[leetcode] 360. Sort Transformed Array 解题报告

题目链接: https://leetcode.com/problems/sort-transformed-array/

Given a sorted array of integers nums and integer values a, b and c. Apply a function of the form f(x) = ax2 + bx + c to
each element x in the array.

The returned array must be in sorted order.

Expected time complexity: O(n)

Example:

nums = [-4, -2, 2, 4], a = 1, b = 3, c = 5,

Result: [3, 9, 15, 33]

nums = [-4, -2, 2, 4], a = -1, b = 3, c = 5

Result: [-23, -5, 1, 7]

思路: 当a>0时,抛物线开口向上,这样给定的数组最大值肯定是在两端, 也就是要么在数组开始,要么在数组的最后, 这样我们可以依次取得最大值.最后的时候翻转一下数组即可.
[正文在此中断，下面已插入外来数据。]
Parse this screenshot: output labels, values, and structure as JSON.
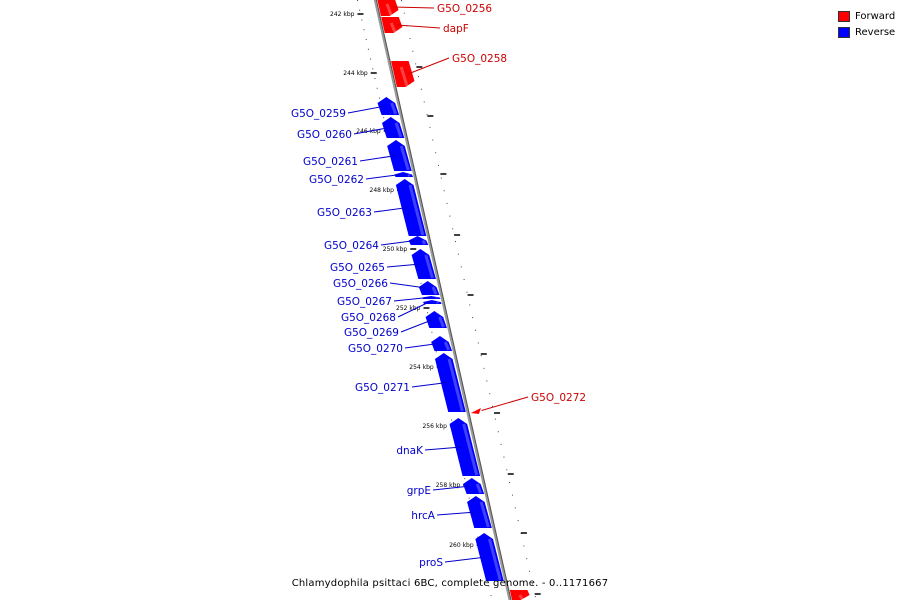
{
  "legend": [
    {
      "label": "Forward",
      "color": "#ff0000"
    },
    {
      "label": "Reverse",
      "color": "#0000ff"
    }
  ],
  "caption": "Chlamydophila psittaci 6BC, complete genome. - 0..1171667",
  "colors": {
    "forward": "#ff0000",
    "reverse": "#0000ff",
    "backbone": "#888888"
  },
  "scale_marks": [
    "242 kbp",
    "244 kbp",
    "246 kbp",
    "248 kbp",
    "250 kbp",
    "252 kbp",
    "254 kbp",
    "256 kbp",
    "258 kbp",
    "260 kbp"
  ],
  "genes": [
    {
      "name": "G5O_0256",
      "strand": "forward"
    },
    {
      "name": "dapF",
      "strand": "forward"
    },
    {
      "name": "G5O_0258",
      "strand": "forward"
    },
    {
      "name": "G5O_0259",
      "strand": "reverse"
    },
    {
      "name": "G5O_0260",
      "strand": "reverse"
    },
    {
      "name": "G5O_0261",
      "strand": "reverse"
    },
    {
      "name": "G5O_0262",
      "strand": "reverse"
    },
    {
      "name": "G5O_0263",
      "strand": "reverse"
    },
    {
      "name": "G5O_0264",
      "strand": "reverse"
    },
    {
      "name": "G5O_0265",
      "strand": "reverse"
    },
    {
      "name": "G5O_0266",
      "strand": "reverse"
    },
    {
      "name": "G5O_0267",
      "strand": "reverse"
    },
    {
      "name": "G5O_0268",
      "strand": "reverse"
    },
    {
      "name": "G5O_0269",
      "strand": "reverse"
    },
    {
      "name": "G5O_0270",
      "strand": "reverse"
    },
    {
      "name": "G5O_0271",
      "strand": "reverse"
    },
    {
      "name": "G5O_0272",
      "strand": "forward"
    },
    {
      "name": "dnaK",
      "strand": "reverse"
    },
    {
      "name": "grpE",
      "strand": "reverse"
    },
    {
      "name": "hrcA",
      "strand": "reverse"
    },
    {
      "name": "proS",
      "strand": "reverse"
    }
  ]
}
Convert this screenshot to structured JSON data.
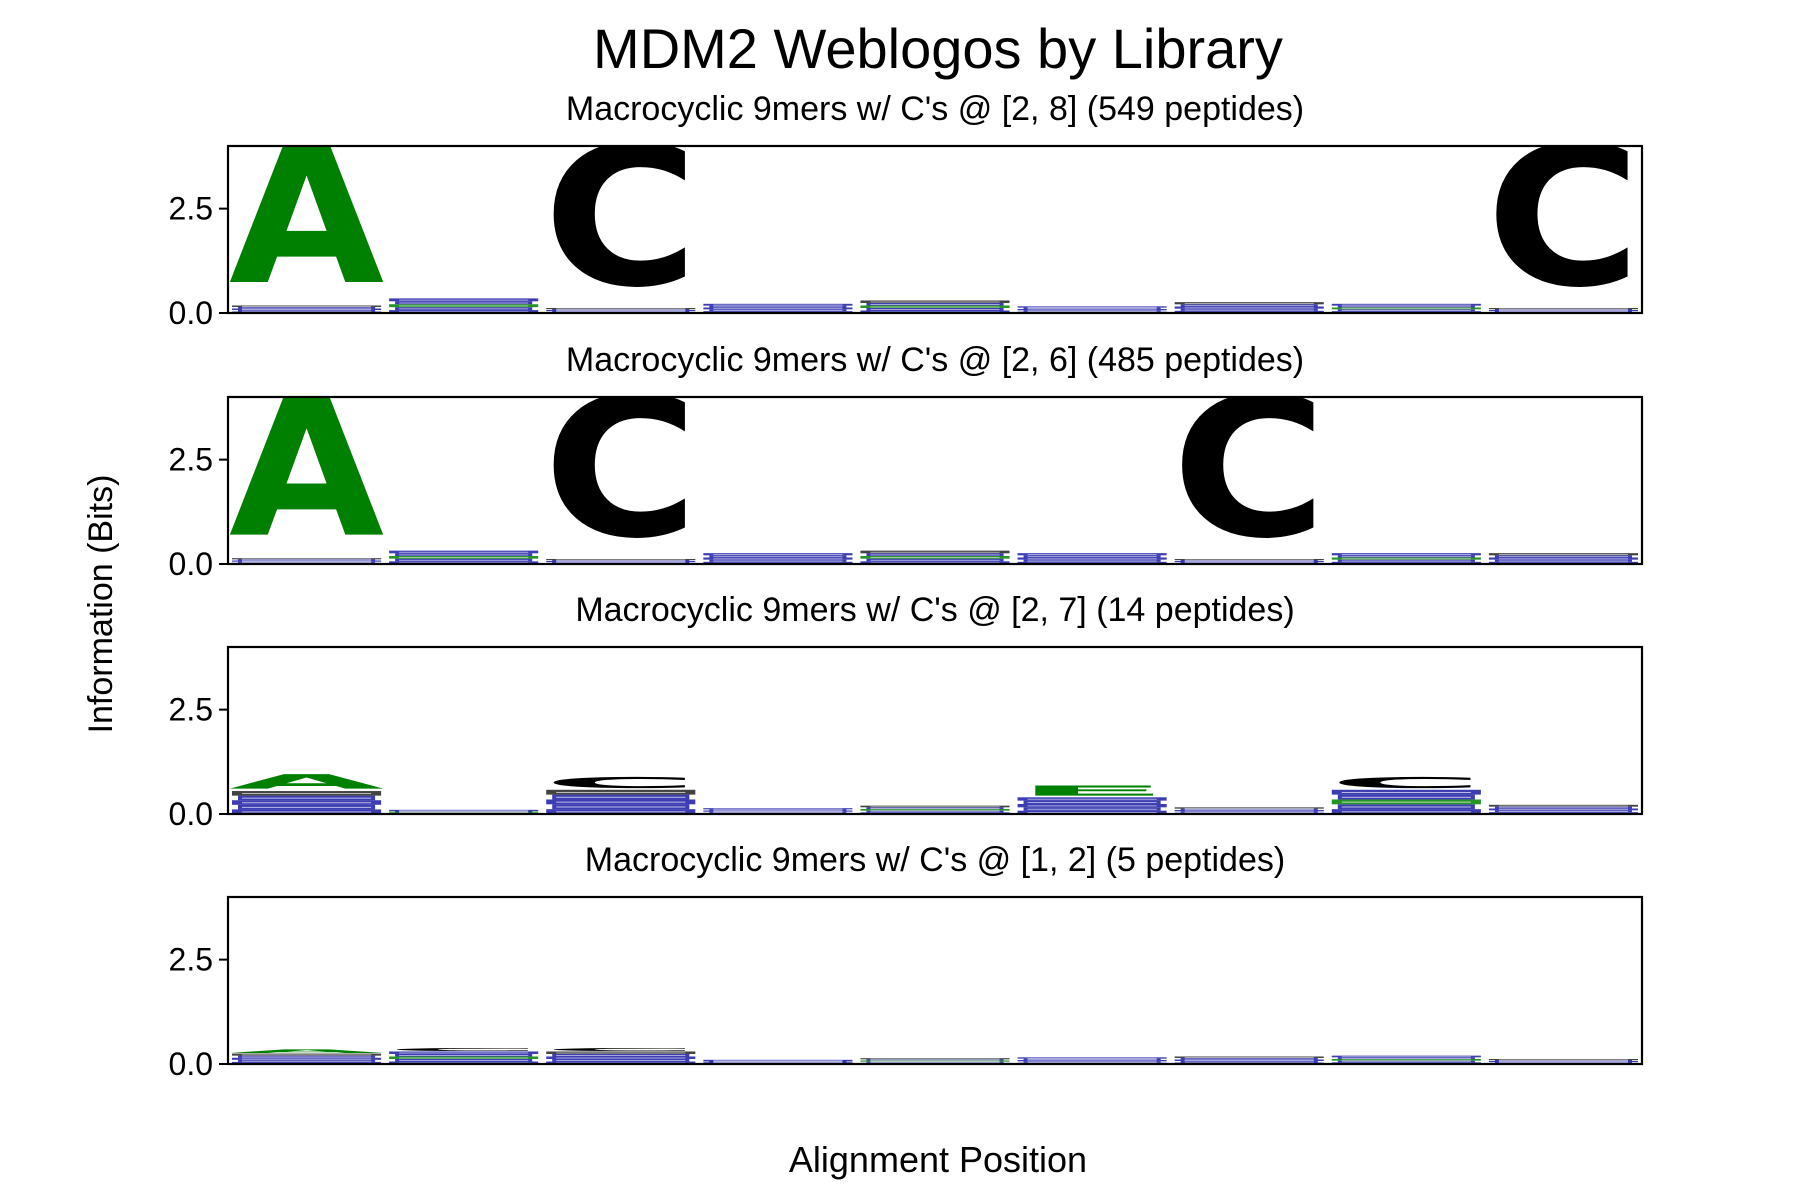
{
  "chart_data": {
    "type": "sequence-logo",
    "title": "MDM2 Weblogos by Library",
    "xlabel": "Alignment Position",
    "ylabel": "Information (Bits)",
    "ylim": [
      0,
      4.0
    ],
    "yticks": [
      "0.0",
      "2.5"
    ],
    "ytick_values": [
      0.0,
      2.5
    ],
    "positions": [
      1,
      2,
      3,
      4,
      5,
      6,
      7,
      8,
      9
    ],
    "colors": {
      "A": "#008000",
      "C": "#000000",
      "minor": "#1a1aa6",
      "minor_alt": "#008000"
    },
    "panels": [
      {
        "subtitle": "Macrocyclic 9mers w/ C's @ [2, 8] (549 peptides)",
        "columns": [
          {
            "letters": [
              {
                "l": "A",
                "h": 3.85
              }
            ],
            "noise": 0.18
          },
          {
            "letters": [],
            "noise": 0.35
          },
          {
            "letters": [
              {
                "l": "C",
                "h": 3.9
              }
            ],
            "noise": 0.12
          },
          {
            "letters": [],
            "noise": 0.22
          },
          {
            "letters": [],
            "noise": 0.3
          },
          {
            "letters": [],
            "noise": 0.16
          },
          {
            "letters": [],
            "noise": 0.26
          },
          {
            "letters": [],
            "noise": 0.22
          },
          {
            "letters": [
              {
                "l": "C",
                "h": 3.9
              }
            ],
            "noise": 0.12
          }
        ]
      },
      {
        "subtitle": "Macrocyclic 9mers w/ C's @ [2, 6] (485 peptides)",
        "columns": [
          {
            "letters": [
              {
                "l": "A",
                "h": 3.85
              }
            ],
            "noise": 0.14
          },
          {
            "letters": [],
            "noise": 0.32
          },
          {
            "letters": [
              {
                "l": "C",
                "h": 3.9
              }
            ],
            "noise": 0.12
          },
          {
            "letters": [],
            "noise": 0.26
          },
          {
            "letters": [],
            "noise": 0.32
          },
          {
            "letters": [],
            "noise": 0.26
          },
          {
            "letters": [
              {
                "l": "C",
                "h": 3.9
              }
            ],
            "noise": 0.12
          },
          {
            "letters": [],
            "noise": 0.26
          },
          {
            "letters": [],
            "noise": 0.26
          }
        ]
      },
      {
        "subtitle": "Macrocyclic 9mers w/ C's @ [2, 7] (14 peptides)",
        "columns": [
          {
            "letters": [
              {
                "l": "A",
                "h": 0.4
              }
            ],
            "noise": 0.55
          },
          {
            "letters": [],
            "noise": 0.1
          },
          {
            "letters": [
              {
                "l": "C",
                "h": 0.3
              }
            ],
            "noise": 0.58
          },
          {
            "letters": [],
            "noise": 0.14
          },
          {
            "letters": [],
            "noise": 0.2
          },
          {
            "letters": [
              {
                "l": "E",
                "h": 0.28
              }
            ],
            "noise": 0.4
          },
          {
            "letters": [],
            "noise": 0.16
          },
          {
            "letters": [
              {
                "l": "C",
                "h": 0.3
              }
            ],
            "noise": 0.58
          },
          {
            "letters": [],
            "noise": 0.22
          }
        ]
      },
      {
        "subtitle": "Macrocyclic 9mers w/ C's @ [1, 2] (5 peptides)",
        "columns": [
          {
            "letters": [
              {
                "l": "A",
                "h": 0.1
              }
            ],
            "noise": 0.25
          },
          {
            "letters": [
              {
                "l": "C",
                "h": 0.08
              }
            ],
            "noise": 0.3
          },
          {
            "letters": [
              {
                "l": "C",
                "h": 0.08
              }
            ],
            "noise": 0.3
          },
          {
            "letters": [],
            "noise": 0.1
          },
          {
            "letters": [],
            "noise": 0.14
          },
          {
            "letters": [],
            "noise": 0.16
          },
          {
            "letters": [],
            "noise": 0.18
          },
          {
            "letters": [],
            "noise": 0.2
          },
          {
            "letters": [],
            "noise": 0.12
          }
        ]
      }
    ]
  }
}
当a<0时, 抛物线开口向下,这样最小值肯定也是在两端, 我们可以依次在两端取最小值.

代码如下:

class Solution {
public:
vector<int> sortTransformedArray(vector<int>& nums, int a, int b, int c) {
if(nums.size() ==0) return {};
vector<int> result;
int left = 0, right = nums.size()-1;
auto func = [=](int x) { return a*x*x + b*x + c; };
while(left <= right)
{
int val1 = func(nums[left]), val2 = func(nums[right]);
if(a > 0) result.push_back(val1>=val2?val1:val2);
if(a > 0) val1>val2?left++:right--;
if(a <= 0) result.push_back(val1>=val2?val2:val1);
if(a <= 0) val1>val2?right--:left++;
}
if(a > 0) reverse(result.begin(), result.end());
return result;
}
};